Un herbier pour former des spécialistes de la faune africaine
Espaces naturels n°40 - octobre 2012
Mbamba Mbamba Jean Paul Kevin
Enseignant à l’École de faune de Garoua, Responsable de l’herbier
Deux ans d’études à l’École de faune de Garoua permettent aux étudiants de devenir des spécialistes de la faune des aires protégées de l’Afrique francophone. Dans ce cursus de formation, la botanique occupe une place de choix et l’herbier est la clé de la pédagogie.
En botanique comme en mycologie, un herbier est une collection de plantes séchées et pressées entre des feuilles de papier. Le terme herbier peut également désigner l’établissement ou l’institution qui assure la conservation d’une collection botanique. L’herbier de l’École de faune de Garoua correspond aux deux acceptions. Mis en place au début des années 1970, peu après la création de l’École, il constitue l’unique collection botanique dans la région du grand nord du Cameroun et les pays environnants. Dans une salle d’une cinquantaine de mètres carrés, six armoires abritent près de 18 000 échantillons dont l’originalité est de délivrer des données sur l’utilisation des espèces végétales par la faune sauvage.
Support de formation. Cependant, au-delà de l’outil reconnu et utilisé par les scientifiques, l’herbier est également devenu l’outil didactique clé de la formation des étudiants de l’école de Garoua. Ce choix pédagogique s’appuie sur le constat que la perte des habitats est la principale cause de l’érosion de la biodiversité. En effet, leurs modifications déclenchent en général des migrations de la faune sauvage, cycliques ou définitives, en fonction de l’ampleur du phénomène.
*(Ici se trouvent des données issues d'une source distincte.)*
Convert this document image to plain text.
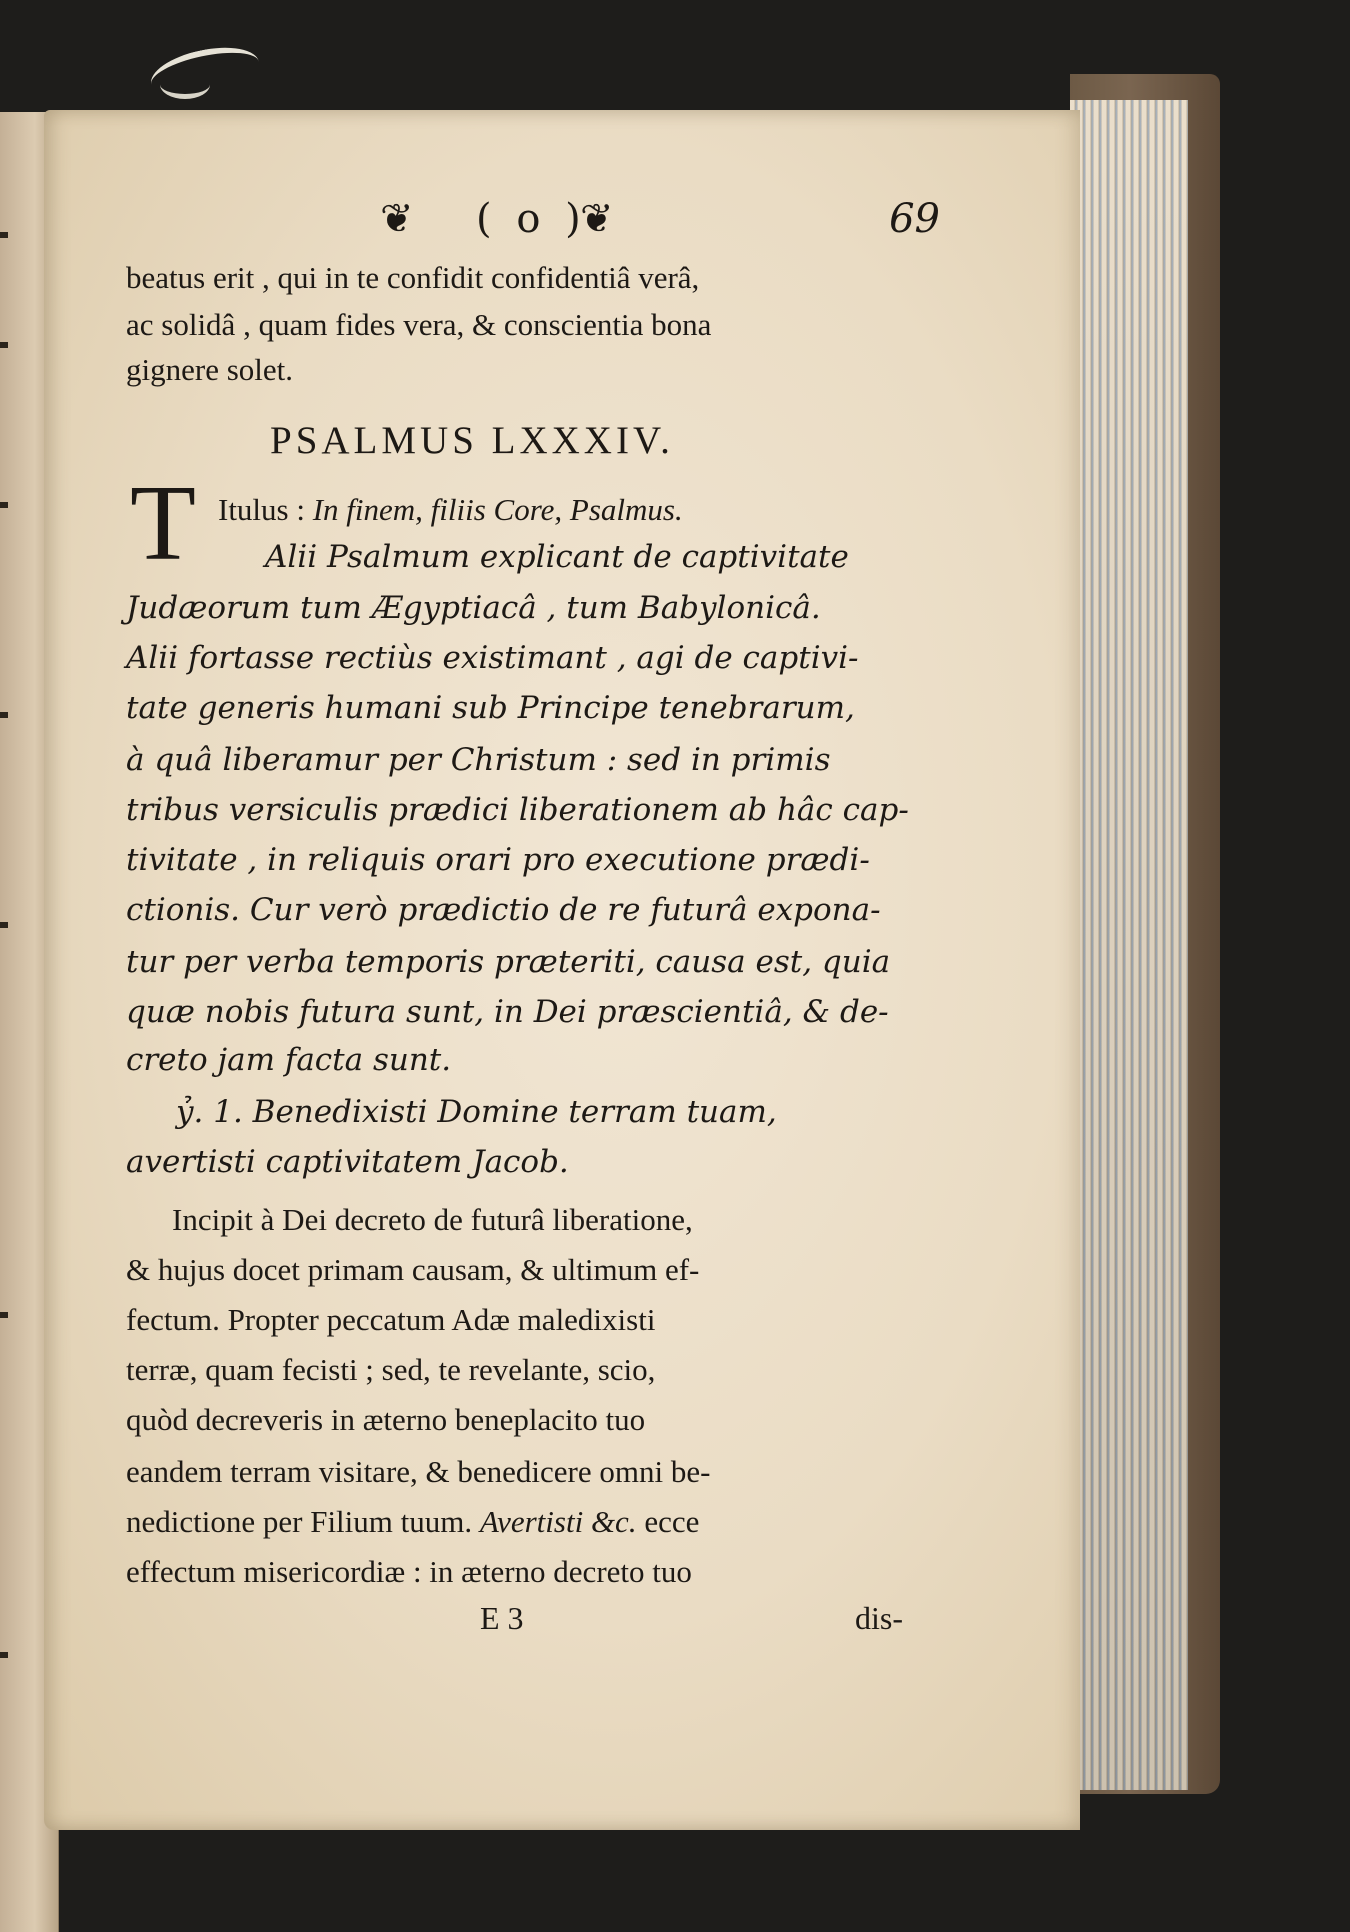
❦ ( o )
❦	69
beatus erit , qui in te confidit confidentiâ verâ,
ac solidâ , quam fides vera, & conscientia bona
gignere solet.
PSALMUS LXXXIV.
T Itulus : In finem, filiis Core, Psalmus.
Alii Psalmum explicant de captivitate
Judæorum tum Ægyptiacâ , tum Babylonicâ.
Alii fortasse rectiùs existimant , agi de captivi-
tate generis humani sub Principe tenebrarum,
à quâ liberamur per Christum : sed in primis
tribus versiculis prædici liberationem ab hâc cap-
tivitate , in reliquis orari pro executione prædi-
ctionis. Cur verò prædictio de re futurâ expona-
tur per verba temporis præteriti, causa est, quia
quæ nobis futura sunt, in Dei præscientiâ, & de-
creto jam facta sunt.
ỷ. 1. Benedixisti Domine terram tuam,
avertisti captivitatem Jacob.
Incipit à Dei decreto de futurâ liberatione,
& hujus docet primam causam, & ultimum ef-
fectum. Propter peccatum Adæ maledixisti
terræ, quam fecisti ; sed, te revelante, scio,
quòd decreveris in æterno beneplacito tuo
eandem terram visitare, & benedicere omni be-
nedictione per Filium tuum. Avertisti &c. ecce
effectum misericordiæ : in æterno decreto tuo
E 3	dis-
L’herborisation, c’est-à-dire la confection et la mise en collection, demeure alors incontournable pour toute étude crédible portant sur la végétation d’une zone donnée. Par ailleurs, la connaissance de la croissance, la dynamique et la valeur bromatologique (1) des plantes permettent d’orienter les décisions de gestion. C’est le cas du régime de la mise à feux dans les parcs nationaux, de l’évaluation de la capacité des pâturages naturels ou encore des améliorations à leur apporter dans le cas des games-ranches (2).
Enseignement. Dès leur arrivée en septembre, les étudiants sont initiés à la reconnaissance des herbacées et graminées jusqu’en début de la saison sèche en décembre. L’herbe sèche, en effet, rend difficile la reconnaissance des espèces, aptitude indispensable à la gestion des habitats. Chaque stagiaire se voit ainsi attribuer un dispositif permanent (parcelle, bande ou ligne) dans les vingt-quatre hectares de savane guinéenne que couvre l’enceinte de l’école et ceci pour les deux ans que dure le cycle de formation. Semestriellement, chacun des étudiants rapporte les modifications phénologiques ou dynamiques qui se déroulent dans l’espace lui ayant été attribué. Ce sont également les élèves qui sont chargés de construire l’herbier. C’est pour eux l’occasion de parfaire leur connaissance dans cette technique : récolte des échantillons botaniques, conditionnement, montage des échantillons, contrôle parasitaire. Chaque étape est l’objet d’un approfondissement des savoirs. Ainsi leurs recherches les amènent à utiliser des clés de détermination ou, plus prosaïquement, à maîtriser la gestion d’une base de données dans laquelle ils doivent intégrer les nouveaux éléments de la collection.
Entre théorie et pratique, l’essentiel de l’apprentissage se déroule entre l’école et un vaste réseau d’aires protégées écologiquement très diversifiées dont dispose le Cameroun. Dans ce cadre, l’herbier est également le support de travaux pratiques. Des visites dans ces espaces protégés donnent lieu à d’autres enseignements comme l’écologie végétale, où l’accent est mis sur la phytogéographie ; la chorologie (3) où la distribution des plantes est mise en relation avec les facteurs climatiques au niveau régional et édaphiques (4) à l’échelle stationnelle ou d’un bassin versant. L’herbier dispense ainsi différents enseignements liés à la botanique et aux habitats, à savoir : la systématique, la caractérisation et la typologie des zones humides, l’écologie végétale ; l’inventaire de la végétation ; l’aménagement des pâturages. Plus de 2 500 cadres occupant diverses responsabilités dans des ministères, des aires protégées d’Afrique, les ONG nationales et internationales (Ramsar, Wetlands International, Cites) ont été formés à l’École de faune de Garoua. •
1. La bromatologie est l’analyse des aliments. • 2. Élevage extensif, en milieu naturel, d’espèces sauvages ou de gibier. • 3. L’étude explicative de la répartition géographique des espèces vivantes. • 4. Désigne les facteurs écologiques propres aux sols ou aux organismes inféodés à de tels milieux.